Os caixões estão no depósito em Santa Maria desde a última sexta-feira. Já era noite, quando duas pessoas chegaram à marcenaria com o carregamento. O material foi deixado na oficina de Jurandir Alves Feitosa, que abriu o estabelecimento com o único objetivo de receber a entrega. Uma denúncia levou integrantes da CPI dos Cemitérios a fazerem uma inspeção na loja. Por volta das 15h, os técnicos chegaram ao local. Cada urna desempilhada tinha um vestígio de suposta irregularidade. Quase todas estavam sujas de sangue. Em algumas delas havia serragem e algodões, produtos usados para a conservação dos corpos. Era possível sentir o cheiro de flores da ornamentação misturado ainda ao formol.

A primeira impressão motivou a CPI a chamar a Polícia Civil. Pouco depois das 16h, três funcionários da 33; Delegacia de Polícia e o delegado de plantão Carlos Augusto Machado Carneiro vistoriaram o lugar. Dali mesmo, o policial decretou a abertura de um inquérito. ;Tudo indica que esses caixões chegaram a ser enterrados e seriam recuperados;, disse Carlos Augusto. Alguns indícios eram aparentes. Determinadas urnas estavam sujas de terra, cimento e tinham gotas de tinta. De acordo com os investigadores, os elementos sugerem que elas já estiveram debaixo da terra. Entre os crimes possíveis, a Polícia Civil trabalha com a hipótese de furto
e de interceptação ilegal.

Proprietário
O dono da marcenaria afirmou aos policiais e técnicos da Câmara Legislativa que na semana passada um representante da funerária Alvorada ; a loja funcionava na 413 Sul e agora atende em Taguatinga ; o procurou para propor o negócio da restauração. A indicação foi feita pelo dono de uma marmoraria vizinha à loja dele. Segundo Jurandir Feitosa, a pessoa que o abordou foi Isnair Moraes Simões Rosa. ;Ele disse que tinha umas urnas para restaurar e eu concordei. Mas não fazia a menor idéia que urna fosse caixão. Se soubesse, não teria aceitado;, alegou o marceneiro.

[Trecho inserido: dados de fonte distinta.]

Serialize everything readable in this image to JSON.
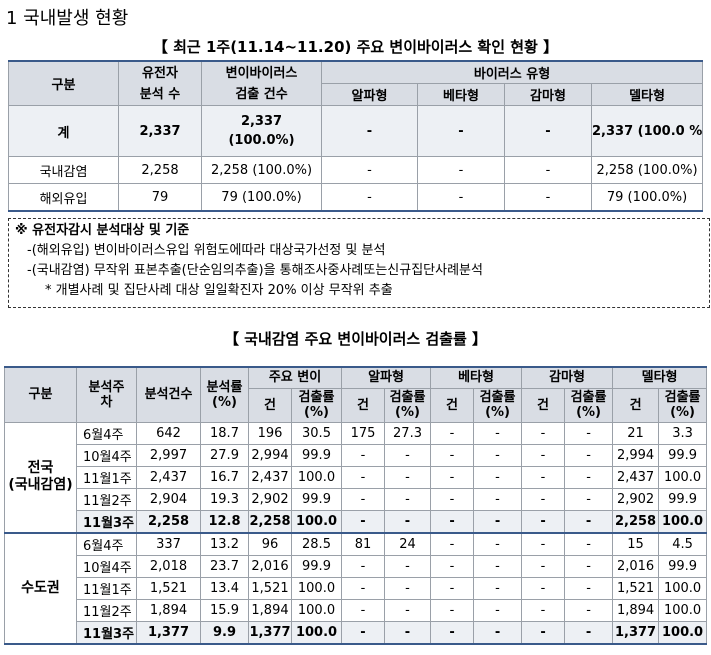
{
  "section_title": "1  국내발생 현황",
  "table1": {
    "caption": "【 최근 1주(11.14~11.20) 주요 변이바이러스 확인 현황 】",
    "headers": {
      "category": "구분",
      "analysis": "유전자\n분석 수",
      "detected": "변이바이러스\n검출 건수",
      "virus_type": "바이러스 유형",
      "alpha": "알파형",
      "beta": "베타형",
      "gamma": "감마형",
      "delta": "델타형"
    },
    "rows": [
      {
        "label": "계",
        "analysis": "2,337",
        "detected": "2,337",
        "detected_pct": "(100.0%)",
        "alpha": "-",
        "beta": "-",
        "gamma": "-",
        "delta": "2,337 (100.0 %)"
      },
      {
        "label": "국내감염",
        "analysis": "2,258",
        "detected": "2,258 (100.0%)",
        "alpha": "-",
        "beta": "-",
        "gamma": "-",
        "delta": "2,258 (100.0%)"
      },
      {
        "label": "해외유입",
        "analysis": "79",
        "detected": "79 (100.0%)",
        "alpha": "-",
        "beta": "-",
        "gamma": "-",
        "delta": "79 (100.0%)"
      }
    ]
  },
  "note": {
    "title": "※ 유전자감시 분석대상 및 기준",
    "line1": "-(해외유입) 변이바이러스유입 위험도에따라 대상국가선정 및 분석",
    "line2": "-(국내감염) 무작위 표본추출(단순임의추출)을 통해조사중사례또는신규집단사례분석",
    "line3": "* 개별사례 및 집단사례 대상 일일확진자 20% 이상 무작위 추출"
  },
  "table2": {
    "caption": "【 국내감염 주요 변이바이러스 검출률 】",
    "headers": {
      "category": "구분",
      "week": "분석주\n차",
      "count": "분석건수",
      "rate": "분석률\n(%)",
      "main": "주요 변이",
      "alpha": "알파형",
      "beta": "베타형",
      "gamma": "감마형",
      "delta": "델타형",
      "cases": "건",
      "det_rate": "검출률\n(%)"
    },
    "groups": [
      {
        "region": "전국\n(국내감염)",
        "rows": [
          [
            "6월4주",
            "642",
            "18.7",
            "196",
            "30.5",
            "175",
            "27.3",
            "-",
            "-",
            "-",
            "-",
            "21",
            "3.3"
          ],
          [
            "10월4주",
            "2,997",
            "27.9",
            "2,994",
            "99.9",
            "-",
            "-",
            "-",
            "-",
            "-",
            "-",
            "2,994",
            "99.9"
          ],
          [
            "11월1주",
            "2,437",
            "16.7",
            "2,437",
            "100.0",
            "-",
            "-",
            "-",
            "-",
            "-",
            "-",
            "2,437",
            "100.0"
          ],
          [
            "11월2주",
            "2,904",
            "19.3",
            "2,902",
            "99.9",
            "-",
            "-",
            "-",
            "-",
            "-",
            "-",
            "2,902",
            "99.9"
          ],
          [
            "11월3주",
            "2,258",
            "12.8",
            "2,258",
            "100.0",
            "-",
            "-",
            "-",
            "-",
            "-",
            "-",
            "2,258",
            "100.0"
          ]
        ]
      },
      {
        "region": "수도권",
        "rows": [
          [
            "6월4주",
            "337",
            "13.2",
            "96",
            "28.5",
            "81",
            "24",
            "-",
            "-",
            "-",
            "-",
            "15",
            "4.5"
          ],
          [
            "10월4주",
            "2,018",
            "23.7",
            "2,016",
            "99.9",
            "-",
            "-",
            "-",
            "-",
            "-",
            "-",
            "2,016",
            "99.9"
          ],
          [
            "11월1주",
            "1,521",
            "13.4",
            "1,521",
            "100.0",
            "-",
            "-",
            "-",
            "-",
            "-",
            "-",
            "1,521",
            "100.0"
          ],
          [
            "11월2주",
            "1,894",
            "15.9",
            "1,894",
            "100.0",
            "-",
            "-",
            "-",
            "-",
            "-",
            "-",
            "1,894",
            "100.0"
          ],
          [
            "11월3주",
            "1,377",
            "9.9",
            "1,377",
            "100.0",
            "-",
            "-",
            "-",
            "-",
            "-",
            "-",
            "1,377",
            "100.0"
          ]
        ]
      }
    ]
  }
}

Um dia depois do carregamento ser deixado na marcenaria de Jurandir, os caixões foram selecionados pelos próprios contratantes entre os reaproveitáveis e os que não tinham mais recuperação. Esses estavam bastante sujos de um líquido marrom escuro e foram colocados no quintal da casa do marceneiro, ao lado da oficina. Uma das preocupações já demonstrada pela Vigilância Sanitária do Distrito Federal é o destino impróprio do lixo orgânico produzido por funerárias e clínicas de tanatopraxia ; técnica usada para a conservação de cadáveres. Se a perícia confirmar que as marcas são referentes a resíduos humanos em decomposição, o material exposto
tem o perigo de contaminação.

A reportagem entrou em contato com Isnair por telefone, mas ele afirmou que não tem nenhum vínculo com a funerária Alvorada. ;Não tenho nada a ver com essa história porque já vendi a empresa;, resumiu. O Correio então procurou a pessoa indicada por Isnair como responsável pela firma, Cléber dos Santos. O empresário confirmou ser o dono da Alvorada e também dos caixões deixados na marcenaria para a reforma. Negou, no entanto, que as urnas tenham sido furtadas. E explicou que as mesmas foram usadas para transporte de cadáveres. ;O pessoal faz muito burburinho onde não tem nada demais. Esses caixões são do meu estoque e tinham pequenas avarias. Como não dá para vender estragado, mandei consertar, mas tenho todas as notas para comprovar que são meus;, garantiu.

A versão do empresário não convenceu o presidente da CPI dos Cemitérios, Rogério Ulysses (PSB). Para o parlamentar é pouco provável que um dono de funerária tenha usado caixões caros para fazer o transporte temporário de cadáveres. ;Quanto mais aprofundamos as apurações, mais descobrimos que neste mercado da morte a mais importante variável é o lucro em detrimento do respeito às pessoas;, avaliou.